Your Odds: Keystone vs The National Lottery

Most people have a vague sense that prize draws and lotteries have bad odds. But how bad? And how do you even know with most competition sites? Let's walk through the numbers.

The National Lottery

Odds of winning jackpot

1 in 45,057,474

Ticket cost

£2

To put 1 in 45 million in perspective: you're more likely to be struck by lightning (1 in 1.2 million) than to win the Lotto jackpot. You'd need to buy a ticket every week for 866,000 years to have a statistical expectation of winning once.

A Typical Competition Site

Typical odds

1 in 10,000+

Entry cost

£1-5

Better than the lottery, but still not great — and that's when you can figure it out at all. Most competition sites sell unlimited entries and never publish the total. The popular prizes get worse, quietly, the nearer you get to the draw.

Keystone Experiences

Exact entry count

Published

Before every draw closes

Monthly cost

£10

We don't pretend to know your odds in advance because we're not a fixed-size lottery. What we guarantee is something better: you will know the exact entry count before the draw closes, so your maths is never a mystery.
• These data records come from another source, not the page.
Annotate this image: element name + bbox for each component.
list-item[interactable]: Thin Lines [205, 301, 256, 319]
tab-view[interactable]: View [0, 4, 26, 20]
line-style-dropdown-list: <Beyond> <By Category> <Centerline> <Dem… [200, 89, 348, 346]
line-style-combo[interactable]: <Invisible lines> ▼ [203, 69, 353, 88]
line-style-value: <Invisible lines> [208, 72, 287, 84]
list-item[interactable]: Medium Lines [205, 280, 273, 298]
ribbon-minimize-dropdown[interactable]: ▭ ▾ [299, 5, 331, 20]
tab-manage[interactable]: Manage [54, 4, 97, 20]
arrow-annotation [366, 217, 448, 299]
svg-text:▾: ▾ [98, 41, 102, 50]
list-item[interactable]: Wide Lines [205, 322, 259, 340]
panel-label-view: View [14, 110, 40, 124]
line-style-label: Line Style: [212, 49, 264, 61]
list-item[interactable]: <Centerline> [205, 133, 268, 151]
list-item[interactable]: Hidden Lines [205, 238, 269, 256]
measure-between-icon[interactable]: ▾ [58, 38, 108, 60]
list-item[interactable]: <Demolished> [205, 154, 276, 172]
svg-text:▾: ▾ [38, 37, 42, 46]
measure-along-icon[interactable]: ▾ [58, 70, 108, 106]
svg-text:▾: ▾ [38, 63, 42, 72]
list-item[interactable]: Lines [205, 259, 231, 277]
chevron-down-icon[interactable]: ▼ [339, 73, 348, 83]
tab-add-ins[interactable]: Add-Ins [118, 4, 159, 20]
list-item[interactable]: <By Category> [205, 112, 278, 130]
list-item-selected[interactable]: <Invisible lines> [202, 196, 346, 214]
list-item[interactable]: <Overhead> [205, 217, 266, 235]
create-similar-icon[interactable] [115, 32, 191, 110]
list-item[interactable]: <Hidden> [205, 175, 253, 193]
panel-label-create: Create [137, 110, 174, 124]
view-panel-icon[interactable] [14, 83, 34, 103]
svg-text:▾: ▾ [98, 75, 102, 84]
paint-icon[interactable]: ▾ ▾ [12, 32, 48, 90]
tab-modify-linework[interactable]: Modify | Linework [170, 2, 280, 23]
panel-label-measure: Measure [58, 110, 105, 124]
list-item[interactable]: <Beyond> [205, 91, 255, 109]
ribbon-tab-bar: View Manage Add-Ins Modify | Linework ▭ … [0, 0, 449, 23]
In practice that means early-stage draws typically settle in the low thousands of entries. If you hold 10 entries in a pool of 2,500, your odds are 1 in 250. If it's 5,000, it's 1 in 500. Either way: you see the number, you do the sum, you decide.

By comparison, the National Lottery jackpot is roughly 15,000 times worse than a typical Keystone draw — and most competition sites will never tell you the pool size at all.

The Comparison

LotteryTypical CompKeystone
Odds1 in 45M1 in 10K+Typically < 1 in 1K
Entry count disclosedYesRarelyAlways, before close
Cost/year£104£50-500£170
Prize valueVariable£1-50K£3.5-10K/month
Live drawTVSometimesEvery time

Why Publishing The Count Matters

The whole point is that your odds stop being a mystery. When an entry count is hidden, the operator has every incentive to sell more and tell you less. When it's published, the incentive flips — we have to keep the prizes worth it at the pool size we actually have.

We publish the running entry count in the run-up to every close. You can verify it, do your own maths, and make a decision. That's what transparency looks like.